Paris Hilton’s Chanel purse has become a controversial and possibly crucial item in her felony cocaine possession arrest, but RadarOnline.com has discovered that police gave it back to her instead of booking it into evidence.
The hotel heiress claims the purse in which cops found cocaine did not belong to her, and that she had borrowed it.
But on Thursday, RadarOnline.com broke the exclusive story that on July 15 Paris Tweeted a photo of a purse that appears identical to the one she claimed she borrowed.
In the official police report one investigating officer states, in part, “She told me the purse was not hers.” It contained .8 grams of cocaine.
Keeping the purse as evidence and matching it to the photo of the purse Paris Tweeted about would appear to give police and prosecutors strong circumstantial evidence against Paris.
But a spokesperson for the Las Vegas Metropolitan Police Department told RadarOnline.com, “We can care less about the purse. It was not booked into evidence. We gave the purse back and took the cocaine.”
One top Las Vegas lawyer told RadarOnline.com that what police did is not unusual, but the photo could still play a big role against Paris.
“It isn’t unusual for the police to only take the drugs as evidence, not anything else,” Alex De Castroverde, a top criminal defense attorney in Las Vegas told RadarOnline.com. “They don’t need the purse because they have the drugs.”
But the lawyer added that the photo of the purse creates problems for Paris.
“This is pretty strong evidence for the prosecution,” he told RadarOnline.com. “Even without the purse the photo could be good for the prosecution. It could be used to prove that it was Paris Hilton’s purse.

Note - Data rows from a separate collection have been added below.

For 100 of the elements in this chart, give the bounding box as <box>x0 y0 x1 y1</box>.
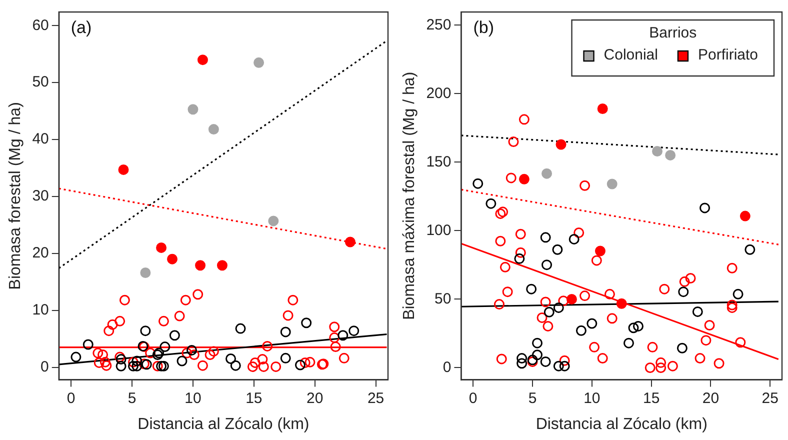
point <box>726 262 738 274</box>
point <box>526 284 537 294</box>
point <box>141 359 152 370</box>
point <box>186 344 197 356</box>
point <box>514 253 525 264</box>
point <box>262 340 273 352</box>
point <box>301 318 312 328</box>
point <box>338 352 350 364</box>
point <box>518 114 530 125</box>
point <box>616 298 627 309</box>
point <box>542 320 554 332</box>
point <box>606 178 618 190</box>
y-tick-label: 100 <box>426 222 452 239</box>
point <box>652 146 663 156</box>
point <box>566 294 577 304</box>
y-tick-label: 0 <box>40 358 49 376</box>
point <box>182 348 192 358</box>
x-tick-label: 5 <box>528 390 537 407</box>
point <box>692 306 703 317</box>
point <box>119 294 130 306</box>
point <box>174 310 185 322</box>
point <box>270 361 282 372</box>
point <box>128 356 138 368</box>
point <box>282 310 294 321</box>
point <box>329 332 340 343</box>
point <box>98 350 108 360</box>
point <box>714 358 724 369</box>
point <box>114 352 126 362</box>
x-tick-label: 5 <box>128 390 136 407</box>
point <box>188 350 200 360</box>
point <box>542 168 552 179</box>
point <box>580 290 590 302</box>
point <box>208 124 219 135</box>
legend-label: Porfiriato <box>698 46 758 64</box>
point <box>104 326 114 336</box>
point <box>208 346 219 357</box>
x-tick-label: 15 <box>642 390 660 407</box>
point <box>195 260 206 271</box>
y-tick-label: 10 <box>32 301 49 318</box>
point <box>516 353 528 364</box>
point <box>552 244 563 255</box>
point <box>132 360 142 372</box>
point <box>344 236 356 248</box>
point <box>498 206 508 218</box>
point <box>502 286 513 298</box>
point <box>156 242 167 253</box>
point <box>197 54 208 66</box>
point <box>197 360 208 371</box>
point <box>70 352 82 362</box>
point <box>647 342 658 352</box>
point <box>508 136 519 148</box>
point <box>540 296 551 308</box>
point <box>247 361 258 372</box>
x-tick-label: 25 <box>367 390 384 407</box>
y-tick-label: 50 <box>434 290 452 308</box>
point <box>254 57 264 68</box>
point <box>169 330 180 341</box>
point <box>659 284 670 294</box>
x-axis-title: Distancia al Zócalo (km) <box>138 416 310 433</box>
point <box>732 288 744 300</box>
point <box>558 296 569 306</box>
point <box>116 354 126 365</box>
point <box>138 358 150 370</box>
point <box>472 178 484 189</box>
point <box>180 294 191 306</box>
point <box>486 198 496 209</box>
point <box>594 246 606 256</box>
annotation: (b) <box>473 18 494 38</box>
point <box>586 318 598 329</box>
point <box>101 360 112 371</box>
point <box>226 353 236 364</box>
point <box>744 244 756 255</box>
point <box>544 306 554 318</box>
point <box>132 356 142 366</box>
point <box>280 352 291 364</box>
point <box>623 338 634 348</box>
point <box>192 289 204 300</box>
y-tick-label: 50 <box>32 74 49 91</box>
point <box>515 228 526 240</box>
point <box>515 247 526 258</box>
x-tick-label: 25 <box>762 390 778 407</box>
point <box>495 236 506 246</box>
point <box>304 356 316 368</box>
point <box>116 360 126 372</box>
point <box>553 302 564 313</box>
y-tick-label: 250 <box>426 16 452 34</box>
point <box>556 139 566 150</box>
y-axis-title: Biomasa máxima forestal (Mg / ha) <box>401 72 418 320</box>
point <box>235 323 246 334</box>
point <box>676 342 688 354</box>
y-tick-label: 150 <box>426 153 452 170</box>
point <box>589 342 600 352</box>
point <box>92 348 104 358</box>
point <box>204 350 216 360</box>
point <box>500 262 510 272</box>
point <box>536 312 548 323</box>
point <box>678 286 689 298</box>
point <box>700 202 710 214</box>
point <box>597 353 608 364</box>
point <box>740 210 750 222</box>
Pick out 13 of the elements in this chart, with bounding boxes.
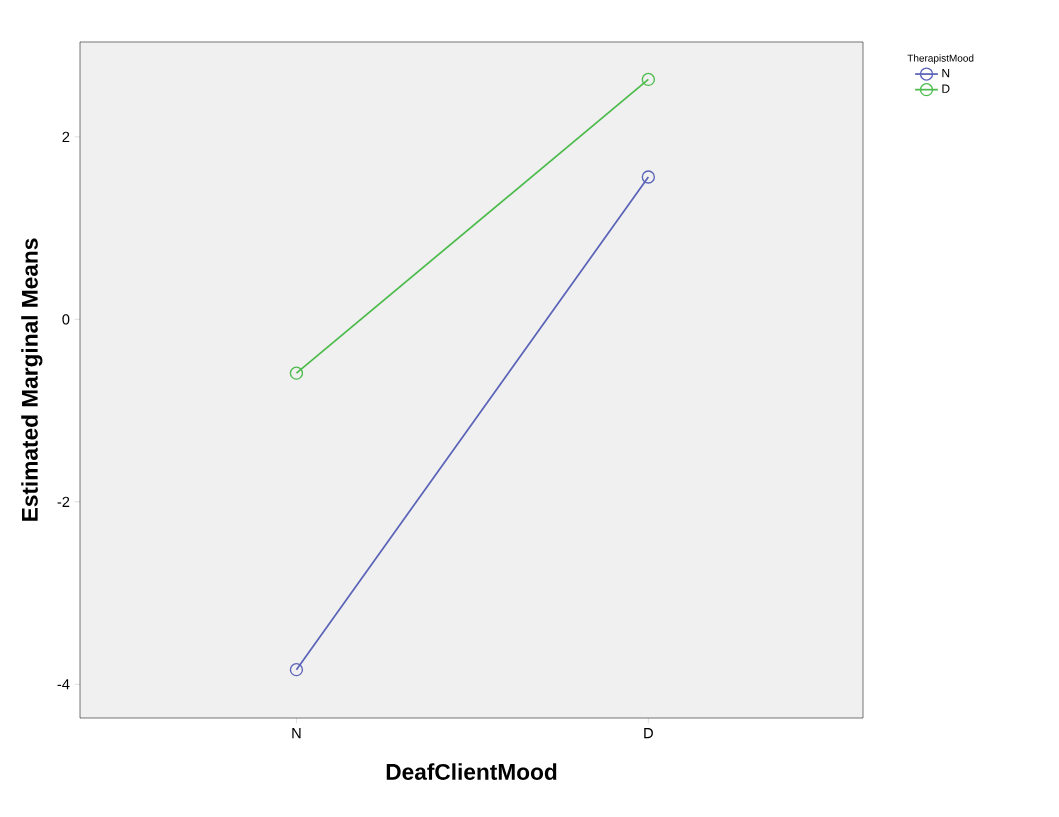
y-axis-title: Estimated Marginal Means [21, 238, 43, 521]
y-tick-label: 2 [62, 131, 70, 142]
y-tick-label: 0 [62, 314, 70, 325]
point [641, 72, 656, 87]
x-axis-title: DeafClientMood [386, 763, 557, 780]
legend-title: TherapistMood [907, 54, 974, 64]
legend-label: N [942, 68, 950, 78]
y-tick-label: -2 [57, 496, 70, 507]
point [289, 662, 304, 677]
legend-label: D [942, 84, 950, 93]
point [289, 366, 304, 380]
point [641, 170, 656, 184]
y-tick-label: -4 [57, 679, 70, 690]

“A judge will weigh the testimony of the police officer and his description of the purse and Paris’ testimony and determine who is the more credible witness.”

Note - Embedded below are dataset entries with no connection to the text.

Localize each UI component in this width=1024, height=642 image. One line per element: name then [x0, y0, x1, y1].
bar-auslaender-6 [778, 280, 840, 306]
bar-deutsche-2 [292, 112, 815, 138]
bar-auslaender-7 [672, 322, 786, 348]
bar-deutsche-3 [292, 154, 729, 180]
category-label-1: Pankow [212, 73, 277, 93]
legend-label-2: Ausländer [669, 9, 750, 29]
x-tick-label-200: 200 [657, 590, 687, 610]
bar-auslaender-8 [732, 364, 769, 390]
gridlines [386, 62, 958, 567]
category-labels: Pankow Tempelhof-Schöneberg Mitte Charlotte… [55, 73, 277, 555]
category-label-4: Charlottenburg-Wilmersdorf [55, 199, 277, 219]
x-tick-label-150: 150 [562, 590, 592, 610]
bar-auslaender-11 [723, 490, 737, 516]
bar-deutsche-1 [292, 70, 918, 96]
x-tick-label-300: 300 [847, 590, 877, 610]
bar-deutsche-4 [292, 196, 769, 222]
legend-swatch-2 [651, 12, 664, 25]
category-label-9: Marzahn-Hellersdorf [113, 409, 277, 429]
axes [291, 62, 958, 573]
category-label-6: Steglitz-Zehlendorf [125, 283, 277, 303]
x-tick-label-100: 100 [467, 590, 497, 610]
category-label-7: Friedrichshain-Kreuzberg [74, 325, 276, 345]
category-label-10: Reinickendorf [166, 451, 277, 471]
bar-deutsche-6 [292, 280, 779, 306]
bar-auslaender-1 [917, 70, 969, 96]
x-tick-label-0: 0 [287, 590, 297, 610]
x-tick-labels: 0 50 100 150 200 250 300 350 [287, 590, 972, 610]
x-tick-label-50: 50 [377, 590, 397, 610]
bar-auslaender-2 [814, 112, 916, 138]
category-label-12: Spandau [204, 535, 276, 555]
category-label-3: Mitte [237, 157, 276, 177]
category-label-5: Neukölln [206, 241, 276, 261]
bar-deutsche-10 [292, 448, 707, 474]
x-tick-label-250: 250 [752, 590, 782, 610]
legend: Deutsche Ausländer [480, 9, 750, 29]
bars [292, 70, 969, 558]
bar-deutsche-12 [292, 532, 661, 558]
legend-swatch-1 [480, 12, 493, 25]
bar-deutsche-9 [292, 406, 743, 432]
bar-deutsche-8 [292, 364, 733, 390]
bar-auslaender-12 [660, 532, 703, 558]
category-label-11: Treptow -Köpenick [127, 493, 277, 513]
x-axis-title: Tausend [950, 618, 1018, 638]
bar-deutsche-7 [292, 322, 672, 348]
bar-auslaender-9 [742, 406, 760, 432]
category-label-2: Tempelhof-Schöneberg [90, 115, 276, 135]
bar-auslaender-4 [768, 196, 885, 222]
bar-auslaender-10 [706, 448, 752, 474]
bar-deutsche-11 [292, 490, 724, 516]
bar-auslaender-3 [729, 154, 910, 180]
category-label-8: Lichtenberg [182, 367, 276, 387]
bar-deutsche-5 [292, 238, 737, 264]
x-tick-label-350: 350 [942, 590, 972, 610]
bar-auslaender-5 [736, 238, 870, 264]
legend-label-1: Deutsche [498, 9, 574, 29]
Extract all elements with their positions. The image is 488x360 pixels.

And other legal experts said Paris may have made a tactical error in taking the purse back from police.
Powerhouse Nevada attorney David R. Houston told RadarOnline.com, “If Paris were my client, I would have advised her not to accept the purse until the rightful owner had come forward to claim it.

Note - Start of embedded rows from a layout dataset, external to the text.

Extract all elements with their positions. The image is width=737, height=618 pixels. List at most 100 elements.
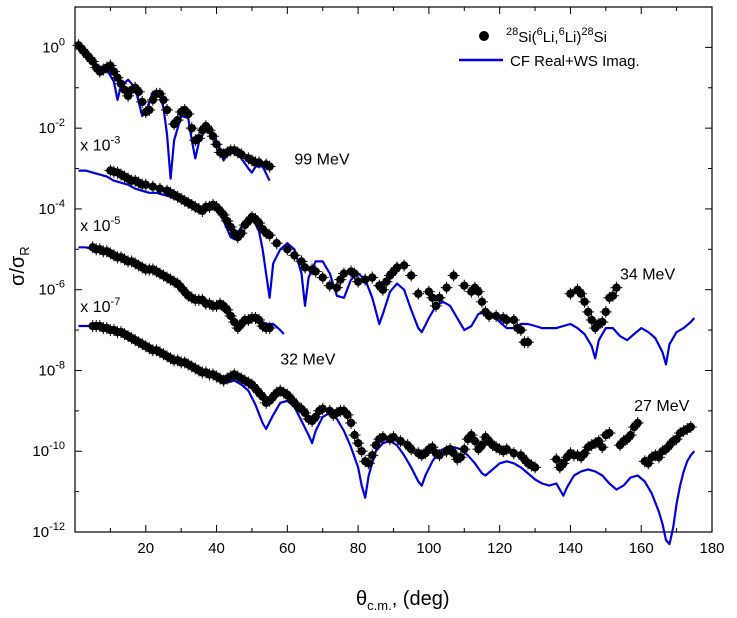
- x-axis-title: θc.m., (deg): [356, 588, 450, 613]
- data-points: [72, 39, 697, 474]
- scale-factor-label: x 10-3: [80, 134, 120, 154]
- data-point-34-mev: [399, 261, 409, 270]
- data-point-27-mev: [509, 449, 519, 458]
- x-tick-label: 40: [208, 540, 225, 557]
- x-tick-label: 20: [137, 540, 154, 557]
- data-point-27-mev: [626, 430, 635, 440]
- data-point-99-mev: [148, 95, 158, 105]
- data-point-27-mev: [502, 445, 511, 454]
- data-point-34-mev: [428, 293, 437, 302]
- data-point-34-mev: [219, 210, 228, 220]
- data-point-34-mev: [378, 285, 388, 294]
- data-point-34-mev: [148, 182, 158, 191]
- y-tick-label: 10-2: [39, 117, 65, 137]
- data-point-27-mev: [470, 436, 480, 446]
- legend-data-marker: [479, 31, 489, 41]
- legend-data-label: 28Si(6Li,6Li)28Si: [506, 26, 607, 46]
- data-point-99-mev: [173, 115, 182, 125]
- data-point-99-mev: [123, 91, 133, 101]
- data-point-99-mev: [88, 57, 97, 66]
- data-point-34-mev: [523, 337, 533, 347]
- x-tick-label: 120: [487, 540, 512, 557]
- data-point-27-mev: [552, 455, 561, 464]
- data-point-27-mev: [406, 445, 416, 454]
- x-tick-label: 180: [699, 540, 724, 557]
- data-point-27-mev: [371, 440, 381, 450]
- x-tick-label: 160: [629, 540, 654, 557]
- data-point-34-mev: [484, 311, 494, 321]
- data-point-34-mev: [474, 287, 483, 296]
- data-point-34-mev: [406, 271, 416, 280]
- data-point-34-mev: [272, 239, 281, 248]
- data-point-27-mev: [428, 442, 437, 452]
- data-point-99-mev: [106, 61, 115, 70]
- data-point-27-mev: [311, 412, 320, 422]
- data-point-99-mev: [265, 162, 274, 171]
- data-point-27-mev: [530, 463, 540, 472]
- y-tick-label: 10-10: [32, 440, 65, 460]
- x-tick-label: 140: [558, 540, 583, 557]
- data-point-34-mev: [435, 293, 444, 302]
- data-point-34-mev: [155, 184, 165, 193]
- data-point-27-mev: [364, 459, 373, 468]
- data-point-34-mev: [339, 269, 349, 278]
- data-point-27-mev: [654, 453, 664, 462]
- energy-label: 99 MeV: [294, 152, 349, 169]
- data-point-34-mev: [290, 251, 299, 260]
- data-point-27-mev: [396, 436, 405, 446]
- data-point-27-mev: [368, 451, 377, 460]
- data-point-27-mev: [449, 449, 458, 458]
- annotations: x 10-3 x 10-5 x 10-7 99 MeV 34 MeV 32 MeV 27 M…: [80, 134, 689, 414]
- data-point-34-mev: [491, 311, 501, 321]
- energy-label: 32 MeV: [280, 351, 335, 368]
- legend-fit-label: CF Real+WS Imag.: [510, 53, 640, 70]
- data-point-99-mev: [138, 97, 147, 107]
- fit-curves: [74, 44, 696, 546]
- data-point-27-mev: [598, 442, 607, 452]
- data-point-34-mev: [226, 222, 235, 232]
- data-point-34-mev: [368, 273, 377, 282]
- data-point-27-mev: [389, 432, 398, 442]
- data-point-34-mev: [460, 281, 469, 290]
- data-point-34-mev: [598, 317, 607, 327]
- data-point-27-mev: [477, 440, 487, 450]
- data-point-34-mev: [601, 307, 611, 317]
- data-point-27-mev: [258, 392, 267, 401]
- data-point-34-mev: [576, 289, 586, 298]
- data-point-27-mev: [350, 430, 359, 440]
- data-point-34-mev: [566, 289, 575, 298]
- y-axis-title: σ/σR: [7, 246, 32, 286]
- data-point-27-mev: [460, 445, 469, 454]
- data-point-27-mev: [559, 459, 568, 468]
- data-point-34-mev: [580, 297, 589, 307]
- data-point-34-mev: [318, 273, 327, 282]
- data-point-34-mev: [449, 271, 458, 280]
- x-tick-label: 100: [416, 540, 441, 557]
- x-tick-label: 80: [350, 540, 367, 557]
- data-point-27-mev: [580, 449, 589, 458]
- data-point-34-mev: [587, 315, 596, 325]
- y-tick-label: 10-8: [39, 359, 65, 379]
- energy-label: 27 MeV: [634, 398, 689, 415]
- data-point-34-mev: [141, 180, 150, 189]
- legend: 28Si(6Li,6Li)28Si CF Real+WS Imag.: [459, 26, 640, 70]
- data-point-99-mev: [184, 109, 193, 119]
- data-point-34-mev: [237, 228, 246, 238]
- data-point-99-mev: [109, 67, 119, 76]
- data-point-34-mev: [431, 301, 441, 311]
- scale-factor-label: x 10-7: [80, 296, 120, 316]
- data-point-34-mev: [608, 291, 618, 300]
- data-point-27-mev: [456, 453, 465, 462]
- data-point-99-mev: [162, 105, 172, 115]
- data-point-99-mev: [208, 132, 218, 141]
- y-tick-label: 100: [42, 36, 65, 56]
- data-point-34-mev: [442, 283, 451, 292]
- data-point-34-mev: [414, 289, 423, 298]
- data-point-34-mev: [477, 297, 487, 307]
- data-point-32-mev: [254, 315, 264, 325]
- y-tick-label: 10-12: [32, 521, 65, 541]
- data-point-27-mev: [343, 410, 352, 420]
- data-point-27-mev: [594, 436, 603, 446]
- data-point-34-mev: [300, 263, 310, 272]
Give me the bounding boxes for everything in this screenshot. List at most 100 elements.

“Depending on the verbiage on the forms Paris signed when she was released from custody and the items returned to her, she may very well have helped the prosecution by claiming she owned the purse.”
When asked by RadarOnline.com if the paper Paris signed to get back the purse acknowledged she was taking possession of a purse that belonged to her a Las Vegas Metro Police spokesperson said: “It’s part of our investigation and I am not going to comment.”
The police department also refused our request to review one of their standard forms used in this situation.